And don't just go after the big, noticeable fraudulent charges, the Credit.com blog warned: "It's actually the small ones that are the most likely to creep into your statements unnoticed. Thankfully, federal law says that cardholders are never responsible for more than the first $50 of any fraudulent charge, and nearly all card issuers waive this requirement by offering zero liability policies."
Late payment warning disclosure: Don't skip this. Credit card issuers are required to post a late payment warning disclosure explaining precisely what will happen if your payment is late, according to the Balance. First you should understand that late means after 5 p.m. on the payment due date. The disclosure should also include the amount of any late fee and possible penalty APR if you don't make the minimum payment by the due date. According to the Balance, late payments are limited to the lesser of your minimum payment or $25, or a maximum of $35 if you've already been late on a payment within the past six months.
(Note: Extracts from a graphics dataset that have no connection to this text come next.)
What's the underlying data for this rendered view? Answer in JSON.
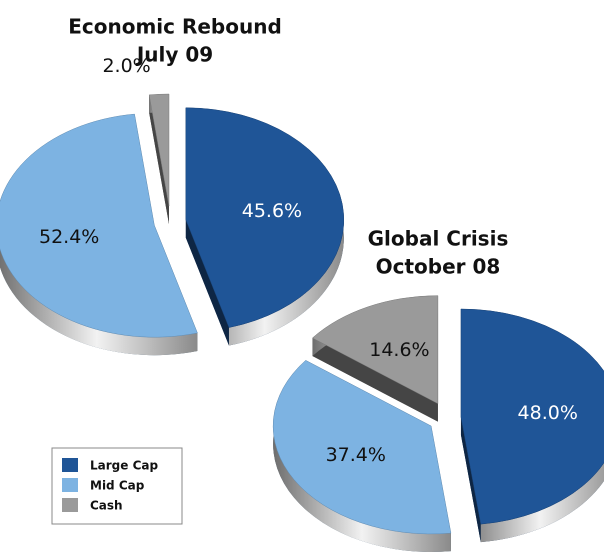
{
  "chart_data": [
    {
      "type": "pie",
      "title": [
        "Economic Rebound",
        "July 09"
      ],
      "categories": [
        "Large Cap",
        "Mid Cap",
        "Cash"
      ],
      "values": [
        45.6,
        52.4,
        2.0
      ],
      "value_labels": [
        "45.6%",
        "52.4%",
        "2.0%"
      ],
      "colors": [
        "#1f5597",
        "#7db3e2",
        "#9a9a9a"
      ]
    },
    {
      "type": "pie",
      "title": [
        "Global Crisis",
        "October 08"
      ],
      "categories": [
        "Large Cap",
        "Mid Cap",
        "Cash"
      ],
      "values": [
        48.0,
        37.4,
        14.6
      ],
      "value_labels": [
        "48.0%",
        "37.4%",
        "14.6%"
      ],
      "colors": [
        "#1f5597",
        "#7db3e2",
        "#9a9a9a"
      ]
    }
  ]
}
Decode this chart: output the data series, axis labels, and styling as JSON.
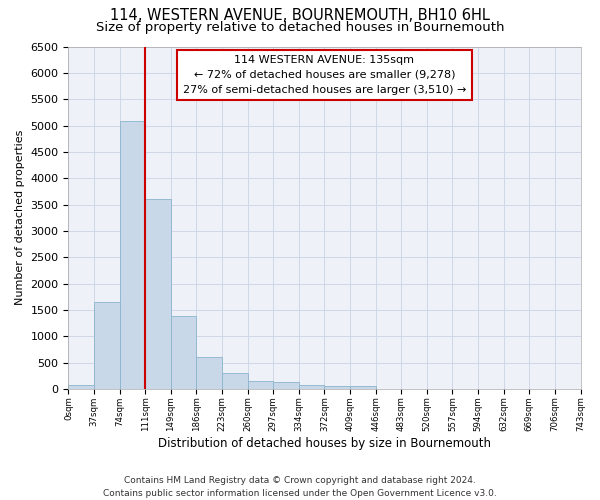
{
  "title": "114, WESTERN AVENUE, BOURNEMOUTH, BH10 6HL",
  "subtitle": "Size of property relative to detached houses in Bournemouth",
  "xlabel": "Distribution of detached houses by size in Bournemouth",
  "ylabel": "Number of detached properties",
  "footer1": "Contains HM Land Registry data © Crown copyright and database right 2024.",
  "footer2": "Contains public sector information licensed under the Open Government Licence v3.0.",
  "property_label": "114 WESTERN AVENUE: 135sqm",
  "annotation_line1": "← 72% of detached houses are smaller (9,278)",
  "annotation_line2": "27% of semi-detached houses are larger (3,510) →",
  "bar_values": [
    75,
    1650,
    5080,
    3600,
    1390,
    610,
    300,
    145,
    140,
    70,
    55,
    50,
    0,
    0,
    0,
    0,
    0,
    0,
    0,
    0
  ],
  "bin_labels": [
    "0sqm",
    "37sqm",
    "74sqm",
    "111sqm",
    "149sqm",
    "186sqm",
    "223sqm",
    "260sqm",
    "297sqm",
    "334sqm",
    "372sqm",
    "409sqm",
    "446sqm",
    "483sqm",
    "520sqm",
    "557sqm",
    "594sqm",
    "632sqm",
    "669sqm",
    "706sqm",
    "743sqm"
  ],
  "bar_color": "#c8d8e8",
  "bar_edge_color": "#8ab4cc",
  "vline_x": 3.0,
  "vline_color": "#cc0000",
  "annotation_box_color": "#cc0000",
  "ylim": [
    0,
    6500
  ],
  "yticks": [
    0,
    500,
    1000,
    1500,
    2000,
    2500,
    3000,
    3500,
    4000,
    4500,
    5000,
    5500,
    6000,
    6500
  ],
  "grid_color": "#d0d8e8",
  "background_color": "#eef2f8",
  "title_fontsize": 10.5,
  "subtitle_fontsize": 9.5,
  "footer_fontsize": 6.5
}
However, the late payment disclosure doesn't tell you about the effect of late pays on your credit report. It's up to you to know that once a payment is 30 days past due, the past due account status may be reported to a credit bureau. Once you bring your account current again, your bills and online account will show that you're caught up, but your credit report will retain the late payment record for seven years.
Credit card issuers are required, by law, to send your monthly credit card statement at least 21 days before your minimum payment is due. Of course, if you opt to save paper and postage and receive only online bills, you are responsible to make sure you log onto your bill and pay. According to Credit.com, one way to improve your odds of paying either type of credit card bill on time is to set up reminders or even automatic bill pay.
Any notices of changes to your interest rate: Read your credit card statement carefully to get interest rate specifics and start addressing them, according to MyCreditUnion.gov. When you trigger the penalty rate with a late payment or going over your credit rate, the company may notify you that your rates will increase. You must be informed at least 45 days ahead of the rate change activating, which is another reason to make sure you check your online statements reguarly -- monthly at the very least.
If you catch this increase notice quickly and it's due to a single late payment, Credit.com suggested trying to contact your card issuer to request a one-time waiver of the late fees and penalty interest rates. And since the credit card company isn't permitted to impose the penalty rate unless you've been 60 days delinquent on your payment, according to the Balance, make sure to verify that you've been that late and protest if your records show you haven't.
To see a sample notice of interest rate change, check out the interactive credit card statement at the non-profit's website. to familiarize yourself with the terms commonly included on a real statement.
The minimum payment warning: Minimum payment copy is now required by law. The disclosure is listed within your statement, detailing the sometimes horrifying amount of time it will take you to pay your balance, including interest charges, if you stick to making only the minimum payment. Make sure to read this every month, the Balance advised. This may encourage you to up your payment to avoid paying maximum interest. If you are trying to pay off more than one credit card, comparing minimum payment warnings will also let you know which card to focus on first.
To set a personal deadline for paying off a credit card, find a reliable credit card repayment calculator like the one offered at Credit.com.